Lo que dicen los números es que las promesas esta vez tampoco se han cumplido. Aquí hubo una catástrofe en las residencias geriátricas que ha propiciado uno de los mayores escándalos de la historia de nuestra democracia y resulta que con la llegada del otoño esos centros afrontan lo que se les viene encima con un quince por ciento menos de personal. Ni los han fortalecido, ni mucho menos hay indicio alguno de que los vayan a medicalizar tal y como anunciaron: las promesas también se las llevó el viento, y eso no hay quien lo entienda. Tampoco es tolerable que en Madrid, por seguir con el mismo ejemplo, que desde luego no es el único aunque sea el más llamativo, se fuesen a contratar once mil profesores y se haya contratado, de momento, a menos de cuatrocientos. Ni tampoco que los ayuntamientos se hayan negado a usar sus remanentes para la lucha contra el virus y esa derrota del Gobierno se haya celebrado con un alborozo. ¿Tienen mejores planes y más urgentes para ese dinero?
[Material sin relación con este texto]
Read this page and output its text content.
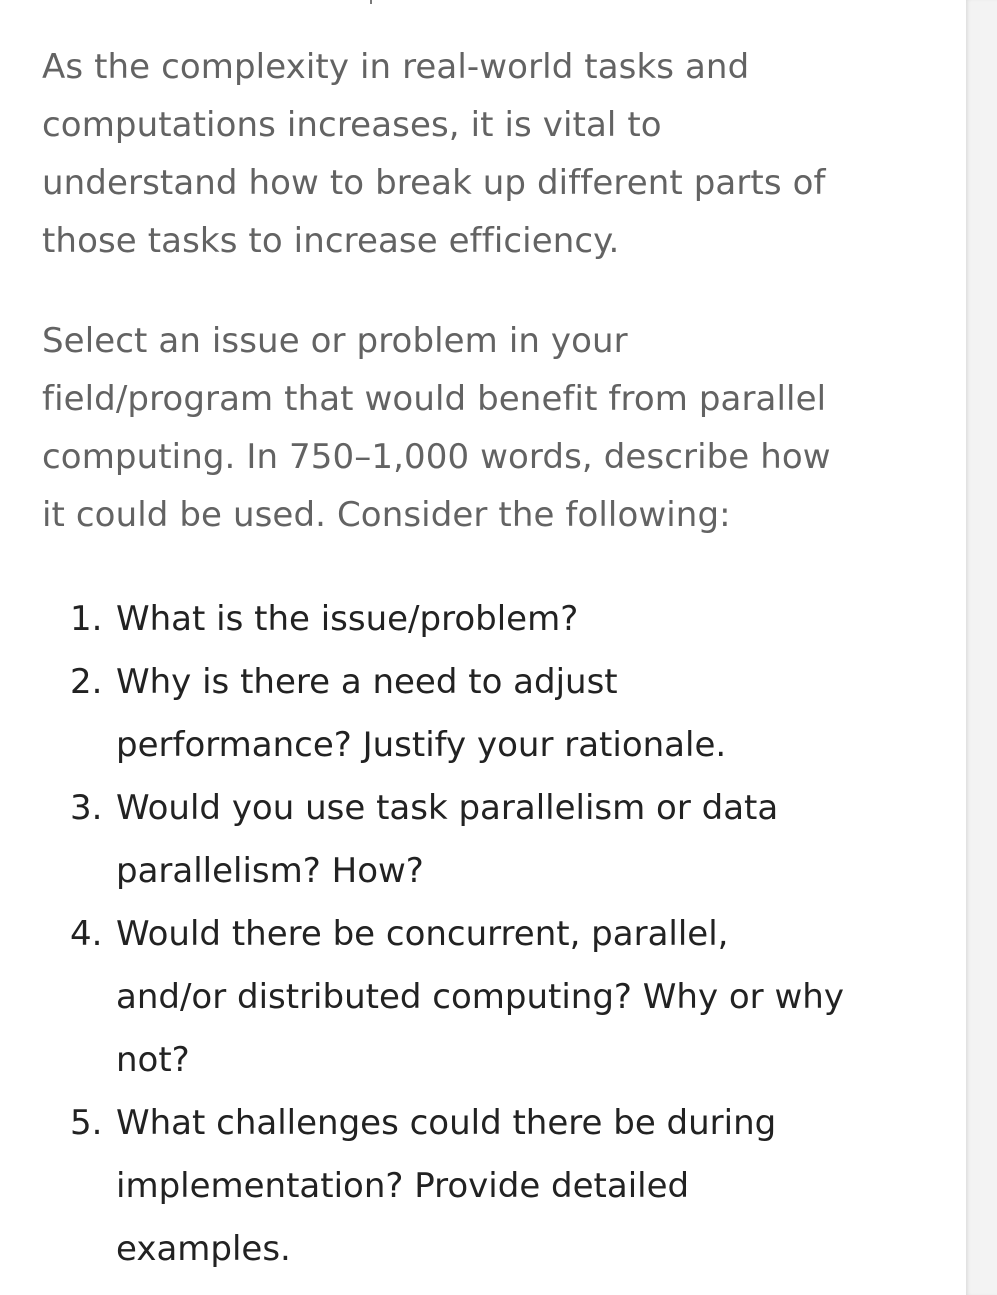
As the complexity in real-world tasks and
computations increases, it is vital to
understand how to break up different parts of
those tasks to increase efficiency.

Select an issue or problem in your
field/program that would benefit from parallel
computing. In 750–1,000 words, describe how
it could be used. Consider the following:

1. What is the issue/problem?
2. Why is there a need to adjust
performance? Justify your rationale.
3. Would you use task parallelism or data
parallelism? How?
4. Would there be concurrent, parallel,
and/or distributed computing? Why or why
not?
5. What challenges could there be during
implementation? Provide detailed
examples.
Ni tampoco que para un regreso con garantías a las aulas no se les haya ocurrido otra iniciativa que cargar sobre uno de los profesores, como si no tuvieran ya bastante, la responsabilidad de ser coordinadores-covid, algo para lo que no tienen preparación ni tiempo. ¿No sería más lógico que lo hiciese una o un enfermero? Lo que pasa es que con ellos pasa lo que pasó antes con las mascarillas o los respiradores: no hay, tal vez porque el ataque a la Sanidad pública ha sido de tal calibre que muchos habrán desistido de seguir esa profesión y otros se han marchado a buscarse la vida al extranjero. Si algo ha dejado claro esta tragedia es que el sistema no funciona bien y hay que mejorarlo, algo que no se conseguirá repitiendo las mismas fórmulas que lo han llevado al borde del colapso.
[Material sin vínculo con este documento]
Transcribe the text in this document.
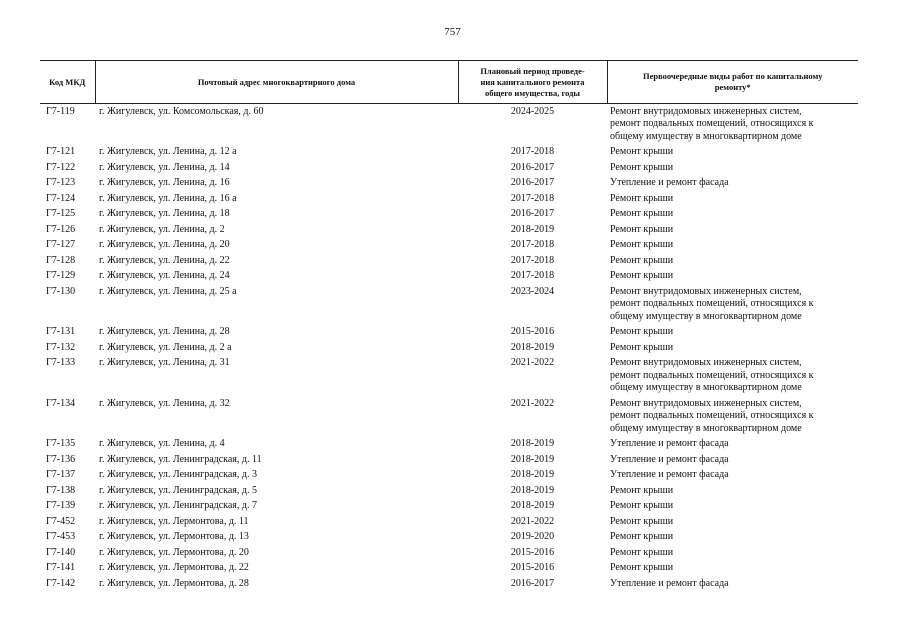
757
Код МКД	Почтовый адрес многоквартирного дома	Плановый период проведе-
ния капитального ремонта
общего имущества, годы	Первоочередные виды работ по капитальному
ремонту*

Г7-119	г. Жигулевск, ул. Комсомольская, д. 60	2024-2025	Ремонт внутридомовых инженерных систем,
ремонт подвальных помещений, относящихся к
общему имуществу в многоквартирном доме

Г7-121	г. Жигулевск, ул. Ленина, д. 12 а	2017-2018	Ремонт крыши

Г7-122	г. Жигулевск, ул. Ленина, д. 14	2016-2017	Ремонт крыши

Г7-123	г. Жигулевск, ул. Ленина, д. 16	2016-2017	Утепление и ремонт фасада

Г7-124	г. Жигулевск, ул. Ленина, д. 16 а	2017-2018	Ремонт крыши

Г7-125	г. Жигулевск, ул. Ленина, д. 18	2016-2017	Ремонт крыши

Г7-126	г. Жигулевск, ул. Ленина, д. 2	2018-2019	Ремонт крыши

Г7-127	г. Жигулевск, ул. Ленина, д. 20	2017-2018	Ремонт крыши

Г7-128	г. Жигулевск, ул. Ленина, д. 22	2017-2018	Ремонт крыши

Г7-129	г. Жигулевск, ул. Ленина, д. 24	2017-2018	Ремонт крыши

Г7-130	г. Жигулевск, ул. Ленина, д. 25 а	2023-2024	Ремонт внутридомовых инженерных систем,
ремонт подвальных помещений, относящихся к
общему имуществу в многоквартирном доме

Г7-131	г. Жигулевск, ул. Ленина, д. 28	2015-2016	Ремонт крыши

Г7-132	г. Жигулевск, ул. Ленина, д. 2 а	2018-2019	Ремонт крыши

Г7-133	г. Жигулевск, ул. Ленина, д. 31	2021-2022	Ремонт внутридомовых инженерных систем,
ремонт подвальных помещений, относящихся к
общему имуществу в многоквартирном доме

Г7-134	г. Жигулевск, ул. Ленина, д. 32	2021-2022	Ремонт внутридомовых инженерных систем,
ремонт подвальных помещений, относящихся к
общему имуществу в многоквартирном доме

Г7-135	г. Жигулевск, ул. Ленина, д. 4	2018-2019	Утепление и ремонт фасада

Г7-136	г. Жигулевск, ул. Ленинградская, д. 11	2018-2019	Утепление и ремонт фасада

Г7-137	г. Жигулевск, ул. Ленинградская, д. 3	2018-2019	Утепление и ремонт фасада

Г7-138	г. Жигулевск, ул. Ленинградская, д. 5	2018-2019	Ремонт крыши

Г7-139	г. Жигулевск, ул. Ленинградская, д. 7	2018-2019	Ремонт крыши

Г7-452	г. Жигулевск, ул. Лермонтова, д. 11	2021-2022	Ремонт крыши

Г7-453	г. Жигулевск, ул. Лермонтова, д. 13	2019-2020	Ремонт крыши

Г7-140	г. Жигулевск, ул. Лермонтова, д. 20	2015-2016	Ремонт крыши

Г7-141	г. Жигулевск, ул. Лермонтова, д. 22	2015-2016	Ремонт крыши

Г7-142	г. Жигулевск, ул. Лермонтова, д. 28	2016-2017	Утепление и ремонт фасада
El reto al que nos enfrentamos es ese, conseguir un cambio de modelo, lo que implica a su vez uno de actitud y de mentalidad, porque con la ecuación del neoliberalismo no nos salen las cuentas. El huracán nos ha puesto en nuestro sitio, pero hay quien aún no se ha dado cuenta. Esperemos que la ciudadanía sí haya tomado nota de lo que ha hecho y hace cada cual en estos tiempos que invitaban a la generosidad, a la solidaridad, a la colaboración y a las banderas blancas, no al egoísmo. Pero algunos, cuando tienen que elegir entre lo que deben hacer y lo que creen que les beneficia, apuestan por sus intereses. Caiga quien caiga y sin querer darse cuenta de que, por ese camino, al final caeremos todos. Es otra vez la conjura de los necios, sólo que en esta ocasión no tiene gracia.
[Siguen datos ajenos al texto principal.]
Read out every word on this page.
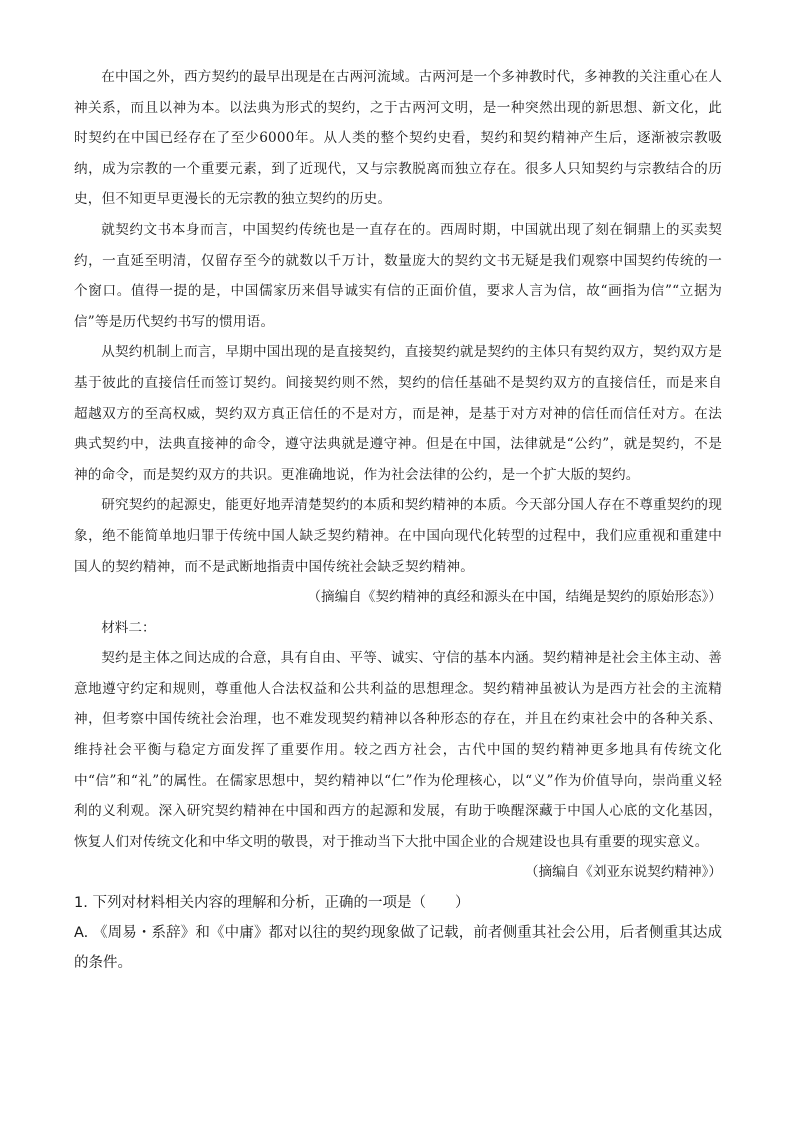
在中国之外，西方契约的最早出现是在古两河流域。古两河是一个多神教时代，多神教的关注重心在人神关系，而且以神为本。以法典为形式的契约，之于古两河文明，是一种突然出现的新思想、新文化，此时契约在中国已经存在了至少6000年。从人类的整个契约史看，契约和契约精神产生后，逐渐被宗教吸纳，成为宗教的一个重要元素，到了近现代，又与宗教脱离而独立存在。很多人只知契约与宗教结合的历史，但不知更早更漫长的无宗教的独立契约的历史。

就契约文书本身而言，中国契约传统也是一直存在的。西周时期，中国就出现了刻在铜鼎上的买卖契约，一直延至明清，仅留存至今的就数以千万计，数量庞大的契约文书无疑是我们观察中国契约传统的一个窗口。值得一提的是，中国儒家历来倡导诚实有信的正面价值，要求人言为信，故“画指为信”“立据为信”等是历代契约书写的惯用语。

从契约机制上而言，早期中国出现的是直接契约，直接契约就是契约的主体只有契约双方，契约双方是基于彼此的直接信任而签订契约。间接契约则不然，契约的信任基础不是契约双方的直接信任，而是来自超越双方的至高权威，契约双方真正信任的不是对方，而是神，是基于对方对神的信任而信任对方。在法典式契约中，法典直接神的命令，遵守法典就是遵守神。但是在中国，法律就是“公约”，就是契约，不是神的命令，而是契约双方的共识。更准确地说，作为社会法律的公约，是一个扩大版的契约。

研究契约的起源史，能更好地弄清楚契约的本质和契约精神的本质。今天部分国人存在不尊重契约的现象，绝不能简单地归罪于传统中国人缺乏契约精神。在中国向现代化转型的过程中，我们应重视和重建中国人的契约精神，而不是武断地指责中国传统社会缺乏契约精神。

（摘编自《契约精神的真经和源头在中国，结绳是契约的原始形态》）

材料二：

契约是主体之间达成的合意，具有自由、平等、诚实、守信的基本内涵。契约精神是社会主体主动、善意地遵守约定和规则，尊重他人合法权益和公共利益的思想理念。契约精神虽被认为是西方社会的主流精神，但考察中国传统社会治理，也不难发现契约精神以各种形态的存在，并且在约束社会中的各种关系、维持社会平衡与稳定方面发挥了重要作用。较之西方社会，古代中国的契约精神更多地具有传统文化中“信”和“礼”的属性。在儒家思想中，契约精神以“仁”作为伦理核心，以“义”作为价值导向，崇尚重义轻利的义利观。深入研究契约精神在中国和西方的起源和发展，有助于唤醒深藏于中国人心底的文化基因，恢复人们对传统文化和中华文明的敬畏，对于推动当下大批中国企业的合规建设也具有重要的现实意义。

（摘编自《刘亚东说契约精神》）

1. 下列对材料相关内容的理解和分析，正确的一项是（　　）

A. 《周易・系辞》和《中庸》都对以往的契约现象做了记载，前者侧重其社会公用，后者侧重其达成的条件。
Menos mal que, de momento, no han conseguido que también nos tapemos los ojos, para así no ver lo que hacen y deshacen, porque ahora es el momento de vigilar. Se echarán las culpas unos a otros, pero los descubriremos, al menos quienes estén dispuestos a no dejarse cegar por la niebla de los manipuladores. Tratarán de escurrir el bulto y de lavarse las manos, pero quedará mancha. Siempre hay algo oculto detrás de los que se esconden.